Ministers have suggested millions of social tenants will be able to get on to the housing ladder under the new scheme, which increases the discount available to potential buyers to a maximum of £75,000.





But only a “small proportion” of these will be able to obtain a mortgage given that fewer than 20 per cent of council tenants are in full-time employment, according to Richard Donnell, head of research at property research firm Hometrack.
Banks have tightened their lending criteria since the financial crash of four years ago. The Financial Services Authority’s mortgage market review last December highlighted right-to-buy customers as the most likely to experience arrears or repossession, making banks less likely to lend to them.
Hometrack also predicted that only a handful of people would benefit in London, where house prices are so high that even a discount of £75,000 would leave social housing out of the reach of tenants.
“In London the discount required to make RTB affordable is as high as 58 per cent or £128,000,” said Mr Donnell.

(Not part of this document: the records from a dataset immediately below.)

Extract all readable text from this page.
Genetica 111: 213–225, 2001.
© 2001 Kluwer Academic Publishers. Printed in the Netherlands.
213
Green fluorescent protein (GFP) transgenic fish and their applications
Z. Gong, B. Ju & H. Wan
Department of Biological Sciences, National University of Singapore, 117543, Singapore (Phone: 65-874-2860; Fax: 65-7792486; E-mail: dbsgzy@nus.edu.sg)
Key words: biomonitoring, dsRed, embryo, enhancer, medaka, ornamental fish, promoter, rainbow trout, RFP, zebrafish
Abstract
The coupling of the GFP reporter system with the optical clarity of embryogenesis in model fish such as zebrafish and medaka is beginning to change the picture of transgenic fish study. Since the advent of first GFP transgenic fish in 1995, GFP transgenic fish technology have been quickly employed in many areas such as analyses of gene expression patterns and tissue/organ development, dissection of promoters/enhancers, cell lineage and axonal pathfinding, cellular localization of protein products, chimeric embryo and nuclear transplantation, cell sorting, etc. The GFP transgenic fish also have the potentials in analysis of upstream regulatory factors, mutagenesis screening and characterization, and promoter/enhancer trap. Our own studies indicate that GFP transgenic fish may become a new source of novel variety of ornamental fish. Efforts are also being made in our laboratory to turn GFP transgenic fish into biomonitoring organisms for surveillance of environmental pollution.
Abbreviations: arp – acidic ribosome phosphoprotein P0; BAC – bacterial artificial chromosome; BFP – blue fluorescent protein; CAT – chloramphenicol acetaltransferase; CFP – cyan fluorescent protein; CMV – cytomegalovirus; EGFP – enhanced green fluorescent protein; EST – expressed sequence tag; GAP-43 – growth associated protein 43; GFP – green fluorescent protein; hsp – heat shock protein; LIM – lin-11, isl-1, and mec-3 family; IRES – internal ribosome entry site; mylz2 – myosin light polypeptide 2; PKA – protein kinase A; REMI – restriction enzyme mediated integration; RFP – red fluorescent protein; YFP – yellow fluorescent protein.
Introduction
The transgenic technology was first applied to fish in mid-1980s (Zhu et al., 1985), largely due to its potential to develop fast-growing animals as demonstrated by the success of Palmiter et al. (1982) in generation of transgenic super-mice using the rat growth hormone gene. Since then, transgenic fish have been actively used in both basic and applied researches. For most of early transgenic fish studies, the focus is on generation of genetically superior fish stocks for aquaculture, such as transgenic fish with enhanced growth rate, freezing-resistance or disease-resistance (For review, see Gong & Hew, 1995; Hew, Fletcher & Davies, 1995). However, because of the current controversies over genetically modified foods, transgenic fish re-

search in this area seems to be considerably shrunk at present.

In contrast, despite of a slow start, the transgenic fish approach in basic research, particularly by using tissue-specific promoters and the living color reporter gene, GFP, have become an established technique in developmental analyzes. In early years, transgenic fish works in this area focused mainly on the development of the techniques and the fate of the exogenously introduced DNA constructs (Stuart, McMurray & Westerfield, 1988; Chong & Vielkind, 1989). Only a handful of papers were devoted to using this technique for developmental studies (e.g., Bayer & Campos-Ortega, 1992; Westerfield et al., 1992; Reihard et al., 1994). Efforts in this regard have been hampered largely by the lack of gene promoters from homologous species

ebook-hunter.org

In other regions, the discount would bring houses within the price range of many council tenants – if they can raise a mortgage.

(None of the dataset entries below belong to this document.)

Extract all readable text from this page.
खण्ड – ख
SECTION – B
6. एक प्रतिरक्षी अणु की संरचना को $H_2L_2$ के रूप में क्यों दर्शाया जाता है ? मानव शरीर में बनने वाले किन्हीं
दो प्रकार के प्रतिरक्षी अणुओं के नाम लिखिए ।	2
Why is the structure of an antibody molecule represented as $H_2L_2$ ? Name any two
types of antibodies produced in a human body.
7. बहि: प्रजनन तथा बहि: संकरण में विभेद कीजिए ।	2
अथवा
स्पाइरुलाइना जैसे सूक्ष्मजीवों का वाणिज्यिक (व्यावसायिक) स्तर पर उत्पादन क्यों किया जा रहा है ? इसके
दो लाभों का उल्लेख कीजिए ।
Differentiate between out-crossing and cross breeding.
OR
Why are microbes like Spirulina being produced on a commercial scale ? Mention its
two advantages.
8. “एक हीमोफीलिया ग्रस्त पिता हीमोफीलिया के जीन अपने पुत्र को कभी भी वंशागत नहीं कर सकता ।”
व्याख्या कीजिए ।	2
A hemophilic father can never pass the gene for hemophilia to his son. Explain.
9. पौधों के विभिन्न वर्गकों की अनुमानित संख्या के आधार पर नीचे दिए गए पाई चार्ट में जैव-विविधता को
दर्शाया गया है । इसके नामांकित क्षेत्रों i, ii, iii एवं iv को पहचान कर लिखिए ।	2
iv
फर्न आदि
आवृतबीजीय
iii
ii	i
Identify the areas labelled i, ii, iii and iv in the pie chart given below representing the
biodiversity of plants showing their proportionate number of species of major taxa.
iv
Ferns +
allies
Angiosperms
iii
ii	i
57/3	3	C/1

Mr Cameron, the prime minister, said on Tuesday he wanted many more people to “achieve the dream of home ownership”, echoing the wave of purchases in the 1980s.
The right-to-buy scheme “gave something back to families who worked hard, paid their rent and played by the rules,” he said. “It gave people a sense of pride and ownership.”
However, Jack Dromey, Labour’s housing spokesman, said: “Labour supports those who want to buy their own home. But with rising unemployment and an unprecedented squeeze on family incomes, many families will struggle to buy a council house even with the discount.”
Since Margaret Thatcher launched the scheme – which drew heavy criticism for reducing the amount of available social housing – in the 1980s some 2m council homes were bought by tenants. But the trend has slowed to almost nothing with just 4,000 sales last year – mainly because councils were offering such small discounts.
The new discount rate gives those who have lived in a property for five years 35 per cent off the sale price, with an extra 1 per cent for each year they have lived in the home – up to a maximum of 60 per cent. This figure cannot exceed a cap of £75,000.
Ministers said any new wave of sales would not deplete the stock of social housing because each sale could be replaced with a new-build home following a relaxation of rules that had capped social rents. Councils will be able to build new homes using the sale proceeds and by borrowing more against their higher income stream.
Mr Donnell estimated that on average 1.4 right-to-buy sales would be needed to fund each new home, however, unless rents rose to the new maximum of 80 per cent of market rates. Most housing associations were limiting rents to 60 per cent of this, he estimated.
The National Housing Federation said it wanted the proceeds of sales reinvested within a set timeframe: “With 4.5m people on waiting lists, it is crucial the scheme replaces the homes sold, one-for-one, as soon as possible,” he said.